Зверь из бездны. Династия при смерти. Книги 1-4
Шрифт:
Но Бурр умер — и на смертном одре, конечно, не мог не сознавать, что вместе с ним гибнет и его задача. На гениального теоретика, но бесхарактерного практика Сенеку была плохая надежда. Нерон, быть может, уважал, в нем великого ученого и оратора, но понимал, что мысль в Сенеке выше воли, и умел вить веревки из старого, тщеславного мудреца. Философию Сенеки, хотя последний посвятил ему несколько лучших своих трактатов, цезарь вряд ли высоко ставил, как и вообще философию. Отвращение к возвышенной науке мышления внушала ему еще в детстве мать Агриппина, твердя, что — не государское это дело. Юношей, он забавлялся тем, что, пригласив к интимному ужину во дворце профессоров разных философских сект, заводил принципиальный спор и, стравив между собой враждебных ученых, хохотал над их азартом и не уменьем владеть собой в обществе. (См. предыдущую главу). Любопытно: присутствовал ли при подобных издевательствах над своей наукой Сенека? Но — если присутствовал, вряд ли ему бывало весело! Разоблачение ложной мудрости, столь глубокомысленной в отвлеченной теории и столь жалко оправдываемой ее носителями в практической жизни, попадало ведь не в бровь, но прямо в глаз и ему — суровому проповеднику аскетизма, с миллионами в кармане.
Уже в последние два года, с
Кому, если не цезарю, нужна была смерть Бурра? Конечно тем, в чьих выгодах было, чтобы зверь остался без укротителя. И, прежде всех, любовнице императора, Поппее Сабине. Когда возникала связь Нерона с Поппеей, конституционалисты и неронианская золотая молодежь заодно покровительствовали этим шашням, движимые общим страхом и ненавистью к Агриппине. В пору такого братанья Поппея вызывается говорить пред Нероном против Агриппины от имени сената и народа. Сенека спасает Отону, мужу Поппеи, жизнь, угрожаемую ревностью цезаря. Отон — на случай одной попытки убить Агриппину, чтобы отвлечь подозрение от двора, устаивает у себя во дворце пир, на который приглашена была вся палатинская знать. Словом, замечается значительная общность интересов и действия. Но когда Агриппина погибла, союзники быстро разошлись по разным дорогам. Ни Бурр, ни Сенека вовсе не желали, чтобы на Палатине воцарилась новая Агриппина.
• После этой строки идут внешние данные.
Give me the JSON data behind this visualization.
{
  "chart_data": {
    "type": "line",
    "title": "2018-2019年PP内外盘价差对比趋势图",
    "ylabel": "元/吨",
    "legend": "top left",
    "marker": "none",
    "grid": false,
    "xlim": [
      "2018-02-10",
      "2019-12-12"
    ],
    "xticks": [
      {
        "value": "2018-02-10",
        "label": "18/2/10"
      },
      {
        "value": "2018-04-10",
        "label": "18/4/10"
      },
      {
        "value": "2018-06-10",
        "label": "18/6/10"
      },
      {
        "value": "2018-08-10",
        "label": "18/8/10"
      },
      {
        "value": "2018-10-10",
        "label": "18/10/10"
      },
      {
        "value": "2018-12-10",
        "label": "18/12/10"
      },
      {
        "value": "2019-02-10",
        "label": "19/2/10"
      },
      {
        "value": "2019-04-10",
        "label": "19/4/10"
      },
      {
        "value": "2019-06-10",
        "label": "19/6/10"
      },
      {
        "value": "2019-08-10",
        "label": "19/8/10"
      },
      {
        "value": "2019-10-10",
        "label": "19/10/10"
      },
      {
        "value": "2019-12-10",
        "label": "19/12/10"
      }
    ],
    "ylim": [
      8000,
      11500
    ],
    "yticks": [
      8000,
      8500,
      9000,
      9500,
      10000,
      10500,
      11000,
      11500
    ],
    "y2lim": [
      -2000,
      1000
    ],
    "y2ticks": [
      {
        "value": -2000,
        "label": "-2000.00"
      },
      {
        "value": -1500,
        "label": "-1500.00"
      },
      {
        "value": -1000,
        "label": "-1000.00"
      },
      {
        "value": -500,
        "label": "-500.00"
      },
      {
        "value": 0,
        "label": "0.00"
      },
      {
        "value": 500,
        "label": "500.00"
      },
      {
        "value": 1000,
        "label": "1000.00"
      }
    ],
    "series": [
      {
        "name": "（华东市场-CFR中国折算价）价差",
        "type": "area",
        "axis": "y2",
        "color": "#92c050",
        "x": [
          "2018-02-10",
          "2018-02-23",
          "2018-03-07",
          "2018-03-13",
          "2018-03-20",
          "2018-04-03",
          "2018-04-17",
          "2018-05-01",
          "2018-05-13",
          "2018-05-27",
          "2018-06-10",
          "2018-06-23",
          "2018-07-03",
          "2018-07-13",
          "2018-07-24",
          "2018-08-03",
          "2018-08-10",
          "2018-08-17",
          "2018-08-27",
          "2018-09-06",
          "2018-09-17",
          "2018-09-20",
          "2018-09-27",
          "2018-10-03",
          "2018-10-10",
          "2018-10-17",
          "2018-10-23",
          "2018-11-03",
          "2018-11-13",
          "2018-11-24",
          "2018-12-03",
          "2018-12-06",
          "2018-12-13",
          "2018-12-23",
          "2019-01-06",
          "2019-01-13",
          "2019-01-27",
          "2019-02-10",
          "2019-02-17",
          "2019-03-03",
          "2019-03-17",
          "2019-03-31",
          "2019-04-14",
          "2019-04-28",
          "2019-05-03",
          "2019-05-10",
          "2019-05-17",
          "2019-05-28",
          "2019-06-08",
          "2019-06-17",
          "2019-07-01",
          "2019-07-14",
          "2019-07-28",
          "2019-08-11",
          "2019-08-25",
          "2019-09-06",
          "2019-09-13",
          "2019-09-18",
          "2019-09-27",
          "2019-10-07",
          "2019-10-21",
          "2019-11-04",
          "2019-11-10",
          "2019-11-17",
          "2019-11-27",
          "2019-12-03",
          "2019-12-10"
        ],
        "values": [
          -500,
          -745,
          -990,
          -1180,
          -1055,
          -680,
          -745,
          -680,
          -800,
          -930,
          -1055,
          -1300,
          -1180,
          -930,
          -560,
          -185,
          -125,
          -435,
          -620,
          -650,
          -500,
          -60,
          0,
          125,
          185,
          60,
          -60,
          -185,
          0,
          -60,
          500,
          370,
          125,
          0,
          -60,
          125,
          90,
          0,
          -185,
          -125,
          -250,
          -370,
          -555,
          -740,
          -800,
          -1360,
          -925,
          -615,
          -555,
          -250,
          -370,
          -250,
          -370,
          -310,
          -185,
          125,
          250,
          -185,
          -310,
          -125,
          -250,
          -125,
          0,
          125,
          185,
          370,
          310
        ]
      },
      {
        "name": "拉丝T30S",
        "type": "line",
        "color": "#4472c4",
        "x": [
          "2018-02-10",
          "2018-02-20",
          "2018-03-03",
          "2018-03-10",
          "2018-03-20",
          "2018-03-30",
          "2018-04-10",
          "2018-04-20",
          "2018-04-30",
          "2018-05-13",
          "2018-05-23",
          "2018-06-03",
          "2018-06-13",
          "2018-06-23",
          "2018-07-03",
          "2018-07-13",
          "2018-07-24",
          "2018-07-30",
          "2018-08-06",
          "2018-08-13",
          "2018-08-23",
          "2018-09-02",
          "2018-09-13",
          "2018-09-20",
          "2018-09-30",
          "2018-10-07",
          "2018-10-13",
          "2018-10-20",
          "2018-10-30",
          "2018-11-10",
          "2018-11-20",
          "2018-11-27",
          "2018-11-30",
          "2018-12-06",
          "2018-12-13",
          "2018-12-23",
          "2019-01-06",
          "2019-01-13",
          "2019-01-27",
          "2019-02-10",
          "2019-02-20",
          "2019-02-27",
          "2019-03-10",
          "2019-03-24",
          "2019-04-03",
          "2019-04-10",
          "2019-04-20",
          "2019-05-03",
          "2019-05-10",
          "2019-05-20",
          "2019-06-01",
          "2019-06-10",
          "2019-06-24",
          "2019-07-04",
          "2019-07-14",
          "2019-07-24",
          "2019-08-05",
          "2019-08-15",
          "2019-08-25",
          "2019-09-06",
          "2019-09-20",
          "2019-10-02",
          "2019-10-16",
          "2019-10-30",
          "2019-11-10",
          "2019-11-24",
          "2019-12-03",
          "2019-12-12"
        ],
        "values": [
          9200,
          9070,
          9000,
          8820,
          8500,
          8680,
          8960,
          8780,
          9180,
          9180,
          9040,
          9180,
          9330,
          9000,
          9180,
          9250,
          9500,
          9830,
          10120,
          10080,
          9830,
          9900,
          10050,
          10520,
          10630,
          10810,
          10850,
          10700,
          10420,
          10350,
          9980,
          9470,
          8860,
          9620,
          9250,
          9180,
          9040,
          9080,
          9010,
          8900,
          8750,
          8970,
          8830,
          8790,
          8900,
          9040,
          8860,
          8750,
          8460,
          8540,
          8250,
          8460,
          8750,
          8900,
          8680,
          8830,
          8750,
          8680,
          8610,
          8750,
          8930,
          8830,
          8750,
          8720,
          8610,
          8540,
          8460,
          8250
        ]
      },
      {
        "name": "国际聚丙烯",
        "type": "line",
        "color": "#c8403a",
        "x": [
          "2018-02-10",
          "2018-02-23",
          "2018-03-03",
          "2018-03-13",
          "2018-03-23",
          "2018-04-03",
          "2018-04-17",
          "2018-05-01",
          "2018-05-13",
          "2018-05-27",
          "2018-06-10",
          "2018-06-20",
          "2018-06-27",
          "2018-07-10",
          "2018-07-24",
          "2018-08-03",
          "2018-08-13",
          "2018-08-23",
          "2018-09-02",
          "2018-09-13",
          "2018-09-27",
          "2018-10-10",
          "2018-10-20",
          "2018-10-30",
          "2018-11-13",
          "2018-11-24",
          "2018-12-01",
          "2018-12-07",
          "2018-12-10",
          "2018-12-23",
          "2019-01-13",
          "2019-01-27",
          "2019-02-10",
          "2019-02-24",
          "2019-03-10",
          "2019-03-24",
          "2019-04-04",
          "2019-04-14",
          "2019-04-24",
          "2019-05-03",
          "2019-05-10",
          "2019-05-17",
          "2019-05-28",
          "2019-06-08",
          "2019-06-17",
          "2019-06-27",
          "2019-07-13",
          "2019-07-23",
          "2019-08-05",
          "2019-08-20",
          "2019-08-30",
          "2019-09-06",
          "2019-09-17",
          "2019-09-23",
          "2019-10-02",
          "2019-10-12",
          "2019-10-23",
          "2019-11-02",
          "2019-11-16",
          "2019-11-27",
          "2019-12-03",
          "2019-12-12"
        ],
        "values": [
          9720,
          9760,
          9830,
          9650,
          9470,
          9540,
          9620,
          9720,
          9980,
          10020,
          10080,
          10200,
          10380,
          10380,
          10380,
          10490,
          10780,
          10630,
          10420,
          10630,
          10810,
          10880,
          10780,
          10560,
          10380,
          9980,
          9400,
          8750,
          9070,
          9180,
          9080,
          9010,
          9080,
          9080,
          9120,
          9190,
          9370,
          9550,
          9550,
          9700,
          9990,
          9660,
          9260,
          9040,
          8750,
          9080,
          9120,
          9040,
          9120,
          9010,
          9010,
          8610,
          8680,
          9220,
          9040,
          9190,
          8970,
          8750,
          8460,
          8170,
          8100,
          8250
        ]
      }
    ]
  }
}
Насколько они были податливы, проводя Поппею в фаворитки государя, насколько же дружным противодействием встретили стремление Поппеи стать императрицей, законной женой Нерона. То обстоятельство, что Поппея на целые три года как бы исчезает из «Летописи» Тацита, надо, по всей вероятности, приписать временной победе Бурра и Сенеки над чарами прелестницы. Не раз уже упоминалось, что Нерон дважды советовался с министром о разводе с Октавией и женитьбе на Попее. В первый раз Бурр ответил зловещей шуткой, что развестись-то не трудно, да придется ведь возвратить Октавии приданое, то есть империю. Когда цезарь возобновил разговор, Бурр возразил еще суровее:
— Я уже однажды высказал свое мнение, — следовательно, незачем и спрашивать меня вторично.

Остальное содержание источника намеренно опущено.